Prashanth Pappu
Wed, 11 Jun 2008 08:25:47 -0700
But why doesn't
D = FOREACH C GENERATE FLATTEN(A), FLATTEN(B);
dump D;
give
(1, 1, 1 )
(2, 1, 1 )
(3, 1, 1 )
(4, 1, 1, 4, 2, 2)
(5, 1, 1, 5, 2, 2)
(6, 2, 2)
(7, 2, 2)
FLATTEN({(1,1,1)}), FLATTEN({}) = {()} ?
Prashanth
On Wed, Jun 11, 2008 at 7:39 AM, Alan Gates <[EMAIL PROTECTED]> wrote:
> 3 foreachs and a union should get you what you want (I think that's what
> you meant instead of filter).
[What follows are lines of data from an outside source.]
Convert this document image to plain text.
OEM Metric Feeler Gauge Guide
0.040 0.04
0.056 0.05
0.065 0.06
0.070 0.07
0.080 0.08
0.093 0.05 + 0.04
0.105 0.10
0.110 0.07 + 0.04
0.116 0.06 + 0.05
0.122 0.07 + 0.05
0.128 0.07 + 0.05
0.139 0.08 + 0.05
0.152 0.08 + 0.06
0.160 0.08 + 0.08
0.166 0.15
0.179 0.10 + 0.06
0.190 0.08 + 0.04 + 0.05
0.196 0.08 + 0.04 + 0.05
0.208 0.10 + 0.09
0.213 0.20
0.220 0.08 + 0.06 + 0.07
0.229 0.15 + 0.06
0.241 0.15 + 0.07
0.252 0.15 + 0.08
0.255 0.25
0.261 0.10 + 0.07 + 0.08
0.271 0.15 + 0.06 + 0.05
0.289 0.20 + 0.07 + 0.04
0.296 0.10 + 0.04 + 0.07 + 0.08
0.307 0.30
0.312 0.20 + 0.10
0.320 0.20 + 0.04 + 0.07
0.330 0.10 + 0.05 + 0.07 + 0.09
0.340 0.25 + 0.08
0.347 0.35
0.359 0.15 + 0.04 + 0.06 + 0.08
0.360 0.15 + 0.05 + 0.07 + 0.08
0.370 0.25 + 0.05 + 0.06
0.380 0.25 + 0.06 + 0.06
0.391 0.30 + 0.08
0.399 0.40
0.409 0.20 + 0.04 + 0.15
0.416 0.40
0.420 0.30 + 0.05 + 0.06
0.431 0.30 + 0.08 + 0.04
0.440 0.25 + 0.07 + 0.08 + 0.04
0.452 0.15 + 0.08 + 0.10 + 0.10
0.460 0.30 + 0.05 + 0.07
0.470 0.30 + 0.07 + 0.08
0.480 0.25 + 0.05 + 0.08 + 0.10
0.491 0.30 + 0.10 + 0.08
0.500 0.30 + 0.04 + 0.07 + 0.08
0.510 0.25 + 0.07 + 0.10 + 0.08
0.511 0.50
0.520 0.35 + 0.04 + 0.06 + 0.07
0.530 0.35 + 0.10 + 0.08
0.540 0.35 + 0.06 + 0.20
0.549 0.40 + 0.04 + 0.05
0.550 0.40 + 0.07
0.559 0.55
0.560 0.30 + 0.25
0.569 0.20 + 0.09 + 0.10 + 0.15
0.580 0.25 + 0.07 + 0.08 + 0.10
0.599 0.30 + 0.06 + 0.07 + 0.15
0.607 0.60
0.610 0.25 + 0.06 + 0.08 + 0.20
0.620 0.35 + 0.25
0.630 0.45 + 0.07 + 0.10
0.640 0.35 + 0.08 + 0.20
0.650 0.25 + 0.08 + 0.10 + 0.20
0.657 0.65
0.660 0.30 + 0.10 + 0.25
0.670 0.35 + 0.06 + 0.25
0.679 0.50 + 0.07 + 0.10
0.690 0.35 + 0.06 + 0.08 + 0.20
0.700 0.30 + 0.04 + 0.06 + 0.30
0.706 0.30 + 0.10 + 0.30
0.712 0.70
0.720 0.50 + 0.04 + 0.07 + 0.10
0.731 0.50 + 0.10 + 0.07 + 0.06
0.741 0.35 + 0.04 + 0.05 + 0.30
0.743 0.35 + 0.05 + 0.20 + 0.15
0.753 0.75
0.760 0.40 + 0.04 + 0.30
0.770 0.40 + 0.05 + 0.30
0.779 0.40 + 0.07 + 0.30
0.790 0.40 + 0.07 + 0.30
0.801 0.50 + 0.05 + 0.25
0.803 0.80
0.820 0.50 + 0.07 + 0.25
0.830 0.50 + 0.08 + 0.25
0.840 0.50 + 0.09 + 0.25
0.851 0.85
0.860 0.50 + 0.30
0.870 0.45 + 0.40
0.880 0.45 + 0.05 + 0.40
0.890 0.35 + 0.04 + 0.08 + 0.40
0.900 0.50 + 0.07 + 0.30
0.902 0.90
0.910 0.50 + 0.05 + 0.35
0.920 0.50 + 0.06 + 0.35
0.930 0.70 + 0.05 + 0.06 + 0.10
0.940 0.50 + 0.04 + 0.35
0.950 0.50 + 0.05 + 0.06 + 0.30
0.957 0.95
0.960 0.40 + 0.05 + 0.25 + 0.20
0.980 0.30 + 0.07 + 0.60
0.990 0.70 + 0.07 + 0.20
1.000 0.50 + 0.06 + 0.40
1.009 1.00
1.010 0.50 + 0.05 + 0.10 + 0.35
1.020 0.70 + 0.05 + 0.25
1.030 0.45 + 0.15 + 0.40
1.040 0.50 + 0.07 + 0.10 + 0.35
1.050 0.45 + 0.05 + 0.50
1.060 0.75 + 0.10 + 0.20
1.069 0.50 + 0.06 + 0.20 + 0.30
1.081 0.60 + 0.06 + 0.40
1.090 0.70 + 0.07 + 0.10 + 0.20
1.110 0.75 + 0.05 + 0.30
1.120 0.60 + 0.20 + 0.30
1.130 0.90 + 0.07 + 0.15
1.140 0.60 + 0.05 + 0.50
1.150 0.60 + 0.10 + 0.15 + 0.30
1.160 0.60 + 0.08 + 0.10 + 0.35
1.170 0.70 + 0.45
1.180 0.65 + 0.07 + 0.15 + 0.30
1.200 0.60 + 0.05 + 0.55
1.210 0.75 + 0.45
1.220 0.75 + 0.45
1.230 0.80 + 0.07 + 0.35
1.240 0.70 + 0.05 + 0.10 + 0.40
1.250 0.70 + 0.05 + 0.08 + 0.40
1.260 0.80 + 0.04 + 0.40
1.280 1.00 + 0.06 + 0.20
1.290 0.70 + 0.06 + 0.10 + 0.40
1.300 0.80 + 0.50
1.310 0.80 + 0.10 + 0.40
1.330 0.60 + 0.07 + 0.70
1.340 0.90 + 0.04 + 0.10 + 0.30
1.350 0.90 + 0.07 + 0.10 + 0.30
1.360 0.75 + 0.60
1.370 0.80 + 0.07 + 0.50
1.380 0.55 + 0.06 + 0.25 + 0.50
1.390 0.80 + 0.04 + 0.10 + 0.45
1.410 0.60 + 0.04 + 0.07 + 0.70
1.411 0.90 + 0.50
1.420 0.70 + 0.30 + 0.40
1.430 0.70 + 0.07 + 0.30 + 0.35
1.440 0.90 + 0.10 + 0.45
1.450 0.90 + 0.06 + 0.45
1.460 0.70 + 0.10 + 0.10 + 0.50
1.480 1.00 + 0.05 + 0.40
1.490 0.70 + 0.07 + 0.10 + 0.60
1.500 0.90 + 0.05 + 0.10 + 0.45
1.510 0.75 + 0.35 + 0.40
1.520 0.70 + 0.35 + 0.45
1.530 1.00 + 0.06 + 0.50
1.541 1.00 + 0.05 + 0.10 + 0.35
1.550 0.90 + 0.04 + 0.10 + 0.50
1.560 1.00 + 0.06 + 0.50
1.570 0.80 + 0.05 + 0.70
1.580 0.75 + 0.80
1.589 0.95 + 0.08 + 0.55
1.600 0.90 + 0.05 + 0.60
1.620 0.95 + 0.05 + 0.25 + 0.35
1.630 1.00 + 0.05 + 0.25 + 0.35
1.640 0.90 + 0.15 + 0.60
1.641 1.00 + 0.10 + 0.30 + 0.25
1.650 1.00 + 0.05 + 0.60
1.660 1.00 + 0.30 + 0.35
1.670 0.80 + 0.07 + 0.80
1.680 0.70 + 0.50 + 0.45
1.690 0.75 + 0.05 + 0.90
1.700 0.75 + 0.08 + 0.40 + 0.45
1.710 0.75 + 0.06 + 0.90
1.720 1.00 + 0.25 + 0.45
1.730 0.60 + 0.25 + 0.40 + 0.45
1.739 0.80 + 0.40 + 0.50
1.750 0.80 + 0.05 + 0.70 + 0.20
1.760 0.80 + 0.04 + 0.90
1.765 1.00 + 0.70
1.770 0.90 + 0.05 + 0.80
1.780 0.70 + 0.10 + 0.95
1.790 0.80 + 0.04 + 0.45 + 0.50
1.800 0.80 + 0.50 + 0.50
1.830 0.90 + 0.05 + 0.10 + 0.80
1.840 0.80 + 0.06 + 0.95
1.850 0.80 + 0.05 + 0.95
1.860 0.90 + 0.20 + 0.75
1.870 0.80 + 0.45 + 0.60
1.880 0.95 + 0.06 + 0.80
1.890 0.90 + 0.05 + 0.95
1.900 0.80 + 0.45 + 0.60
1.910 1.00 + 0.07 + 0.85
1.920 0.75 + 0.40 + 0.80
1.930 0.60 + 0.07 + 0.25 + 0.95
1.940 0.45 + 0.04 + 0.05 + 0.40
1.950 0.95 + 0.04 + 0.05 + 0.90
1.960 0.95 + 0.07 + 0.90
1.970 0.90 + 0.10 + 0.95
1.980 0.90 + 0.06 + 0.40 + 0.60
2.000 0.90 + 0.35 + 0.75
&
It's a little nasty but I don't know of a way
> around it.
>
> As for why pig does this, in order to realize SQL outer join semantics, it
> is necessary to know what ought to be there for the table that doesn't have
> a match. So in your example, pig would need to know that both 1.txt and
> 2.txt have 3 fields. But pig, by default, does not have metadata. So it
> does not know.
>
> And it cannot figure it out by looking at existing rows. This wouldn't
> work in the case where one file was empty. Also, unlike SQL, pig does not
> place a constraint on your data that all tuples in a file be the same. So
> it would be legal for 1.txt to have a last line that was just '1 2'. That
> means pig can't guess what null columns it should append in the outer join.
>
> All that said, we are adding various ways for pig to interface with
> metadata when it is available (though not require it). Once we have that I
> think we should support SQL outer join semantics when that is what the user
> wants.
>
> Alan.
>
>
> Iván de Prado wrote:
>
>> Lets suppose 1.txt is:
>>
>> 1 1 1
>> 2 1 1
>> 3 1 1
>> 4 1 1
>> 5 1 1
>>
>> And 2.txt is:
>>
>> 4 2 2
>> 5 2 2
>> 6 2 2
>> 7 2 2
>>
>> The script:
>> A = LOAD 'ivan/1.txt' USING PigStorage();
>> B = LOAD 'ivan/2.txt' USING PigStorage();
>> C = COGROUP A by $0, B by $0;
>> D = FOREACH C GENERATE flatten(A), flatten(B);
>>
>> dump C:
>>
>> (1, {(1, 1, 1)}, {})
>> (2, {(2, 1, 1)}, {})
>> (3, {(3, 1, 1)}, {})
>> (4, {(4, 1, 1)}, {(4, 2, 2)})
>> (5, {(5, 1, 1)}, {(5, 2, 2)})
>> (6, {}, {(6, 2, 2)})
>> (7, {}, {(7, 2, 2)})
>> (8, {}, {(8, 2, 2)})
>>
>> dump D;
>>
>> (4, 1, 1, 4, 2, 2)
>> (5, 1, 1, 5, 2, 2)
>>
>> But this is not the result that I expected. I would like to obtain this
>> result:
>>
>> (1, 1, 1, 1, '', '', '')
>> (2, 2, 1, 1, '', '', '')
>> (2, 3, 1, 1, '', '', '')
>> (4, 1, 1, 4, 2, 2)
>> (5, 1, 1, 5, 2, 2)
>> ('','','',6, 2, 2)
>> ('','','',7, 2, 2)
>> ('','','',8, 2, 2)
>>
>> This is the expected result if you do an outer join in SQL. How can I
>> modify the script to get this result? (apart of doing 3 FILTERs over C
>> and then a UNION)
>>
>> Thanks and regards,
>> Iván de Prado
>> www.ivanprado.es
>>
>>
>>
>